Gastrointestinal parasites are not only primary disease agents in companion animals, some are also transmissible to people.
Of all the diagnostic techniques used to detect gastrointestinal parasites, none is more accurate and reliable than centrifugal
fecal flotation when it is performed properly. I think it is safe to say that if you or the commercial laboratory you submit
samples to is not using centrifugal flotation procedures, you are probably underdiagnosing parasites.
Byron L. Blagburn, MS, PhD
FECAL FLOTATION BASICS
Fecal flotation separates parasites and objects in feces based on their differential densities. Flotation solutions are soluble
preparations of either sugar or salt in water. When sugar or salt is dissolved at increasing concentrations, the density (measured
as specific gravity) increases. When passive or tabletop flotation is used, parasite ova or cysts whose densities are less
than that of the flotation solution will overcome gravity and rise to the surface (buoyant force). Objects that are of greater
density than the solution will sink to the bottom. However, when flotation preparations are spun in a centrifuge, a much greater
force is placed on the heavier objects, allowing for a more rapid and efficient separation of parasites and debris.
WHAT YOU'LL NEED
For effective centrifugal flotation, you need at least 1 g of formed feces, which is a cube that is 1/2 in on each side, or
2 g of soft feces. Use a flotation solution with a density (specific gravity) between 1.18 and 1.27. Veterinary practices
often choose sodium nitrate (specific gravity 1.18 to 1.20) because it is easily obtained commercially. Many parasitology
laboratories prefer to use a sucrose solution prepared at a specific gravity of 1.27. You can obtain sucrose flotation solution
in 500-ml and 1-gal containers from Jorgensen Laboratories (Sheather's sugar flotation solution).

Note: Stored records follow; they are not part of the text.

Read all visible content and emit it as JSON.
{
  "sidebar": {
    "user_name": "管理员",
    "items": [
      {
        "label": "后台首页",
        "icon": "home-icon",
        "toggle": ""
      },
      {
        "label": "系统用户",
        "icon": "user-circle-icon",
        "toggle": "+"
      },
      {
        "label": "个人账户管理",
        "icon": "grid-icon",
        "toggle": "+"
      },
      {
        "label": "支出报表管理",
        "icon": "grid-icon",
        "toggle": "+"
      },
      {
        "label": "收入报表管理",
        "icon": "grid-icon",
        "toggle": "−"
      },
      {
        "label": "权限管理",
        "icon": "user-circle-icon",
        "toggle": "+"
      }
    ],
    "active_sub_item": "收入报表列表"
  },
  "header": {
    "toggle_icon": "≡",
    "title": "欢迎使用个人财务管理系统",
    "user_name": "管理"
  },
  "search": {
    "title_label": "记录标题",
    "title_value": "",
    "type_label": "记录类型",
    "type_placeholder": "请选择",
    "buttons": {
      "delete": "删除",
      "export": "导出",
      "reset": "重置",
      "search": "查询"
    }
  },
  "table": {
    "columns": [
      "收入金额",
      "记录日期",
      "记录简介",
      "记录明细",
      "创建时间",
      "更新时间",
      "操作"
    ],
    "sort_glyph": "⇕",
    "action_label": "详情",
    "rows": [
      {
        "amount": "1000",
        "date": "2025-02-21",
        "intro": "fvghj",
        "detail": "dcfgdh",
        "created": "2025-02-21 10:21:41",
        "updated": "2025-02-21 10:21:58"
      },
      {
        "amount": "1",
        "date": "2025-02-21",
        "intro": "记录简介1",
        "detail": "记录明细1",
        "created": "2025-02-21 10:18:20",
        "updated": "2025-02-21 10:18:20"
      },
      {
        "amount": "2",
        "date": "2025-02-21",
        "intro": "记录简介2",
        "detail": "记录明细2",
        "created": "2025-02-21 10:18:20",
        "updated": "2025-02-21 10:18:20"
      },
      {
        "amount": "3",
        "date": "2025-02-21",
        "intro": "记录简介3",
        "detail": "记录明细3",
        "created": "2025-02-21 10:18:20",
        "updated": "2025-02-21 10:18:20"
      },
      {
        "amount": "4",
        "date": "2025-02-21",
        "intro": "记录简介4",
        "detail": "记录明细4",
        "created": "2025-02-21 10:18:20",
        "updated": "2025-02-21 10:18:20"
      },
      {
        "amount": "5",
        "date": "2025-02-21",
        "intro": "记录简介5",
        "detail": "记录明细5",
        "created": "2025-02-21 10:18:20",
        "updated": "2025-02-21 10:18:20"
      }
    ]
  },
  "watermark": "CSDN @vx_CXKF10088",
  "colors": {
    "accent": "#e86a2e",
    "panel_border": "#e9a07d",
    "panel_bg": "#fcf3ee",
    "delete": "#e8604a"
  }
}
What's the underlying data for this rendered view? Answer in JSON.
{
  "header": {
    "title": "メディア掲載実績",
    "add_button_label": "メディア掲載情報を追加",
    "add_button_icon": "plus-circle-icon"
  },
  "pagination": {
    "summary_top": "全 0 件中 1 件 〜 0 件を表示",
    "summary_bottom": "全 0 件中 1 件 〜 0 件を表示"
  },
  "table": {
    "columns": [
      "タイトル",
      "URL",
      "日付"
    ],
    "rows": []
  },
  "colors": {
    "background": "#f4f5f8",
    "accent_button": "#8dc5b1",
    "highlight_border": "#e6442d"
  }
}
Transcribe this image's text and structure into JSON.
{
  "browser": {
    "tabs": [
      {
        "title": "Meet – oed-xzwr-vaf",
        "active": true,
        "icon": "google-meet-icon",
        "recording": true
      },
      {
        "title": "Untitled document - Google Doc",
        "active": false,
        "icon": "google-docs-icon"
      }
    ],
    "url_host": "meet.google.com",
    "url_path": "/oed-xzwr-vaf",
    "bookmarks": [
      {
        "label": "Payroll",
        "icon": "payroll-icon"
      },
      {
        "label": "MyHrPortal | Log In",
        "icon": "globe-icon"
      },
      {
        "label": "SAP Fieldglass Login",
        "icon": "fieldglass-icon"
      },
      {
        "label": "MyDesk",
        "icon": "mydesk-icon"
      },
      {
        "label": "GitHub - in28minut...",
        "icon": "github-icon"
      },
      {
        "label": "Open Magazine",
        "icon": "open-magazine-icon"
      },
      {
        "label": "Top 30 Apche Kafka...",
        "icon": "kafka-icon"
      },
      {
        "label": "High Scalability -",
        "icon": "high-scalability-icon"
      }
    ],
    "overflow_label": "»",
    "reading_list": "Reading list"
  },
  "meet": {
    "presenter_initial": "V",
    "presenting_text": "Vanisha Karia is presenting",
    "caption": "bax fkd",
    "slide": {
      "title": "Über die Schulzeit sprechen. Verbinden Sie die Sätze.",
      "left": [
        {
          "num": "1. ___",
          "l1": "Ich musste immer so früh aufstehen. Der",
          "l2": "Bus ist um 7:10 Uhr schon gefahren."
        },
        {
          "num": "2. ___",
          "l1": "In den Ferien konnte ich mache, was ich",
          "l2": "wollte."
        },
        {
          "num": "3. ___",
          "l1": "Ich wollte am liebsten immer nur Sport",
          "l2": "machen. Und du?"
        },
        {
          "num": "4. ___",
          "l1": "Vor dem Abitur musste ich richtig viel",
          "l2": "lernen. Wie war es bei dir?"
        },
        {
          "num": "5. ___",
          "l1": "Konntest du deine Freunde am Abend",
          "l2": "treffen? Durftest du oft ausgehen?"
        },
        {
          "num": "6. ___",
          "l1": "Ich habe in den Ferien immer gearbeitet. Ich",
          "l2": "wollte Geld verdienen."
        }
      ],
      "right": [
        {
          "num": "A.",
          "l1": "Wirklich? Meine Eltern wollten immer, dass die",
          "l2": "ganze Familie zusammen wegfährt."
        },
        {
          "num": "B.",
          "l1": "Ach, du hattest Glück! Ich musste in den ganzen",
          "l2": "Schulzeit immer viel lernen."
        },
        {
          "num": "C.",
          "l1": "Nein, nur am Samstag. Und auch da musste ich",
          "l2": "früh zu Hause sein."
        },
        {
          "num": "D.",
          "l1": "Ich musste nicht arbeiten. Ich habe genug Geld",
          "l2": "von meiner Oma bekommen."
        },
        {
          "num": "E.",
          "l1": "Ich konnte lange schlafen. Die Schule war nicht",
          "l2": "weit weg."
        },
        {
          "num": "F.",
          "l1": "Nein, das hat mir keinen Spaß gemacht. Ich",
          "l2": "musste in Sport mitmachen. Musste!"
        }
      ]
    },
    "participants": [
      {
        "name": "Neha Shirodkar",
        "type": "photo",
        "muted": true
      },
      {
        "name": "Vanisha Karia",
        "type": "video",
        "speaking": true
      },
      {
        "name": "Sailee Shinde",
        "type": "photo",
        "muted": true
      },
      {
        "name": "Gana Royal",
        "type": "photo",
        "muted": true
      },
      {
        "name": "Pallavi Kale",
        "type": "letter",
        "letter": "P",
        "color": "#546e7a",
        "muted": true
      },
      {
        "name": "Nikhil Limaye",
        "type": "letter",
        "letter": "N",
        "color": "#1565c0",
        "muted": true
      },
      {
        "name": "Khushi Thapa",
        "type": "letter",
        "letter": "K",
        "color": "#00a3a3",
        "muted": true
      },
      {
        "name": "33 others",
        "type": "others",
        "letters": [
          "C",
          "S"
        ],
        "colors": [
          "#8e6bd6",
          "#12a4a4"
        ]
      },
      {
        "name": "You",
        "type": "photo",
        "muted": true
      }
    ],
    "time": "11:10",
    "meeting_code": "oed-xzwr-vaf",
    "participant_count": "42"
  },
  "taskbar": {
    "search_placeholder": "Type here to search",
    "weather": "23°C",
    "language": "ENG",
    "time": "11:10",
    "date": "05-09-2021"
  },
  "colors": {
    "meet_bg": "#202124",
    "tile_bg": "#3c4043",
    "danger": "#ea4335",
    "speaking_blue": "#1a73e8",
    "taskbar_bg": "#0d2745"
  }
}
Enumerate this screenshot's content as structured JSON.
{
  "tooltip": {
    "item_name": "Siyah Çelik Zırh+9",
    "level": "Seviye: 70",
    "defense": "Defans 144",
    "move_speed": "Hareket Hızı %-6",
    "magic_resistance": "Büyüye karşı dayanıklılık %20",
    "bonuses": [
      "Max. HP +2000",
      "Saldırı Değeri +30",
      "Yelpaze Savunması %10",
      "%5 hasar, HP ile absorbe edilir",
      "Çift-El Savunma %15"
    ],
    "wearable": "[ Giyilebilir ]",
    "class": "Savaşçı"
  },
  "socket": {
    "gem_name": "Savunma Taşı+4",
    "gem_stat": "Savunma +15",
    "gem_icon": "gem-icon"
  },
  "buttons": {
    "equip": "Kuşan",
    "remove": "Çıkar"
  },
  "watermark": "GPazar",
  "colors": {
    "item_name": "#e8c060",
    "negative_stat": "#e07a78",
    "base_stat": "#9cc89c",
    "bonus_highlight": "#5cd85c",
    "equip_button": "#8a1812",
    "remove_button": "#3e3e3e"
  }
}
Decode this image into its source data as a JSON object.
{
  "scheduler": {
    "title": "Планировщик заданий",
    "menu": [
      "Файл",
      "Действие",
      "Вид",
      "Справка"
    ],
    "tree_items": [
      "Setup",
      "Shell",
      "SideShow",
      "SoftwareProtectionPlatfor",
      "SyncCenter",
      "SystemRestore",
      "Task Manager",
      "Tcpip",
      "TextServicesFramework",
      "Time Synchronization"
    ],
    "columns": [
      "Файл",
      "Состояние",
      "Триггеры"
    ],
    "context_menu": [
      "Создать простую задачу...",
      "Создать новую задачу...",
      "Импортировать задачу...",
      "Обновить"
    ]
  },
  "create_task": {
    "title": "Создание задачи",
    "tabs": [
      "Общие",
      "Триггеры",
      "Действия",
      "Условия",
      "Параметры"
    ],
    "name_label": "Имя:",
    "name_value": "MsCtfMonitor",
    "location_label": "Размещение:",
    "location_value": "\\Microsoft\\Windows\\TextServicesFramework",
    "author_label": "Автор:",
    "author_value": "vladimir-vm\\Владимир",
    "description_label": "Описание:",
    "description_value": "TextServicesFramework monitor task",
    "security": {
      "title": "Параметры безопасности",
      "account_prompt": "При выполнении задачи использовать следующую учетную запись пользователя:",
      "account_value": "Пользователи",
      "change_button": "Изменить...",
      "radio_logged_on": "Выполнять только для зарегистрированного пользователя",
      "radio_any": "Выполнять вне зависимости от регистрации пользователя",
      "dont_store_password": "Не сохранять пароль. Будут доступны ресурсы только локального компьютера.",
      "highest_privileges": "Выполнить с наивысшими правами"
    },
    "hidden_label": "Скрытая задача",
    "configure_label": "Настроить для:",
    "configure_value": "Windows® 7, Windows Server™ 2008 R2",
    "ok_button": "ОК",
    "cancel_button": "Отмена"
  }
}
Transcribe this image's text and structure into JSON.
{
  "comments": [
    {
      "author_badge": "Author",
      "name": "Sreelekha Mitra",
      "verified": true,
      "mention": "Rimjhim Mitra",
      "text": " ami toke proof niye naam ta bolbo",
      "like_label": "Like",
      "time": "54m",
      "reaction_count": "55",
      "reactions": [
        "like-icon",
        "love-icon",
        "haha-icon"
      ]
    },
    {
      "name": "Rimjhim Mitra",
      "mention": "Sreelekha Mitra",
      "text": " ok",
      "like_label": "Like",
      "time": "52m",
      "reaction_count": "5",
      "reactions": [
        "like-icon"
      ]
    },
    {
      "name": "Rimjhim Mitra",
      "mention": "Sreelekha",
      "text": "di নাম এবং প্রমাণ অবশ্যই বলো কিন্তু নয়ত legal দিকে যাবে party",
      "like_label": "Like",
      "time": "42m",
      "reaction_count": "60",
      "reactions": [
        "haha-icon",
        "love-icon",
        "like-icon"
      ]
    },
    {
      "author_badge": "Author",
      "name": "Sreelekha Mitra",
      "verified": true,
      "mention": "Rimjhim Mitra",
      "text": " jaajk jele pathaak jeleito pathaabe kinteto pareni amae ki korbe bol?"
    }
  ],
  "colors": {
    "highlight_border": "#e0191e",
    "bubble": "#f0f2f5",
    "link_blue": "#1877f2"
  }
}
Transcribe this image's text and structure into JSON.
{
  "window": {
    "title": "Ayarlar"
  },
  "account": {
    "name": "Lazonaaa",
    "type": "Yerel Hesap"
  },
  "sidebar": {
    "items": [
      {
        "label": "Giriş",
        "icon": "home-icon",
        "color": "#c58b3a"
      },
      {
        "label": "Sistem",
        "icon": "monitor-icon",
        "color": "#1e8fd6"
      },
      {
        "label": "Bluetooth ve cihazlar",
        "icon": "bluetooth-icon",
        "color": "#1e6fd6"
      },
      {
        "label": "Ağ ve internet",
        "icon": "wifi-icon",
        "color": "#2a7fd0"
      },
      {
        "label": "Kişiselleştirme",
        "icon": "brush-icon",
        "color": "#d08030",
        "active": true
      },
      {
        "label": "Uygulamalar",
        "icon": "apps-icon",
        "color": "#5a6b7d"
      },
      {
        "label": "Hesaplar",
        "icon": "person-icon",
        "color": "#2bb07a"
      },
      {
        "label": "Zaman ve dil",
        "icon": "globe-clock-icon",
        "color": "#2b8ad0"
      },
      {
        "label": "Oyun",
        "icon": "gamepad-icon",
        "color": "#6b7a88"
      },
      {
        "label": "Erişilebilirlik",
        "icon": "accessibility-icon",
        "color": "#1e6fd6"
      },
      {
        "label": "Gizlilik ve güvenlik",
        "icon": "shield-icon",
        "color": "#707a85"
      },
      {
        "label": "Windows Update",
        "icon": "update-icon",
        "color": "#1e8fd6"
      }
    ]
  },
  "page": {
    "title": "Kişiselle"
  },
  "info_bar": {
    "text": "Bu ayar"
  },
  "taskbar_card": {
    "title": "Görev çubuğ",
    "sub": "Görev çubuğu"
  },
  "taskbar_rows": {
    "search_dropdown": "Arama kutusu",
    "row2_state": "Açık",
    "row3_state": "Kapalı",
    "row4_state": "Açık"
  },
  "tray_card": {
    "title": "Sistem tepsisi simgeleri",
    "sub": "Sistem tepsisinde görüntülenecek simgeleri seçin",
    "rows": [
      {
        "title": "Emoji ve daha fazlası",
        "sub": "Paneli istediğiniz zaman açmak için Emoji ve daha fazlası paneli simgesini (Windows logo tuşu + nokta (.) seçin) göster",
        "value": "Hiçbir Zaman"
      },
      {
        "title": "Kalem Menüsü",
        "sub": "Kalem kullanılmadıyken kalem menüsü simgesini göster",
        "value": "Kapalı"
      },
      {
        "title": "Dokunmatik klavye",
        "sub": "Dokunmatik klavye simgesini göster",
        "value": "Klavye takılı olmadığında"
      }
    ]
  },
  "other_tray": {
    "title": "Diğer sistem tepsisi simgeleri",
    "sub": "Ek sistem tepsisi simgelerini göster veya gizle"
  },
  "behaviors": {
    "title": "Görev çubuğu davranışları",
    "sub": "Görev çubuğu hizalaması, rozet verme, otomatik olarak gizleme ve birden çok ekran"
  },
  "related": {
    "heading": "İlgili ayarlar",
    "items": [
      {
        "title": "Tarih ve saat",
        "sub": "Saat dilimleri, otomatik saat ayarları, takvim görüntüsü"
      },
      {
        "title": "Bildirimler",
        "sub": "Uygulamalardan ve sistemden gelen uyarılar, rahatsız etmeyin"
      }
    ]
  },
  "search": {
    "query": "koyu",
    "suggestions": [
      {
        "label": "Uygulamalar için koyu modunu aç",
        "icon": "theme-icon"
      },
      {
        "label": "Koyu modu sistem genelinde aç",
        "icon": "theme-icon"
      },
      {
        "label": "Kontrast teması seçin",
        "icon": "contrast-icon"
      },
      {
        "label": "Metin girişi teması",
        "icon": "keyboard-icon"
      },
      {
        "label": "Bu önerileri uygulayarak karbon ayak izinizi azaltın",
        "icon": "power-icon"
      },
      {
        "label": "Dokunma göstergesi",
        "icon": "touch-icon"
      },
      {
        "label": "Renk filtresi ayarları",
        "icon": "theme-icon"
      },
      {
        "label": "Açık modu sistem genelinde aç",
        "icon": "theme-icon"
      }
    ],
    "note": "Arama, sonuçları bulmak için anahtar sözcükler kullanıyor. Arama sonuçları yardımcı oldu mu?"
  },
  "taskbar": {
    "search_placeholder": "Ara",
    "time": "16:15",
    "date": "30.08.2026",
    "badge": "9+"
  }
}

As for the centrifuge, use one with either a swinging bucket or fixed-angle rotor.
To use a swinging bucket centrifuge, mix the feces and flotation solution in centrifuge tubes, and place the tubes in opposing
buckets in the rotor. Carefully add flotation solution to the tubes to create a reverse meniscus. Then gently apply a coverslip
to each tube by first contacting one side of the tube and then slowly lowering the coverslip, reducing the angle over the
meniscus. Next, gradually increase the rotor's speed to a maximum of 800 rpm. To do this, the centrifuge must have a dial,
knob, or digital entry button that allows incremental increases in speed. In my experience, the sucrose solution retains the
coverslip on the tube better than less viscous solutions such as sodium nitrate will. Spin the sample for 10 minutes, and
allow the machine to stop without touching the rotor. Remove the coverslip, place it on a slide, and scan it for parasites.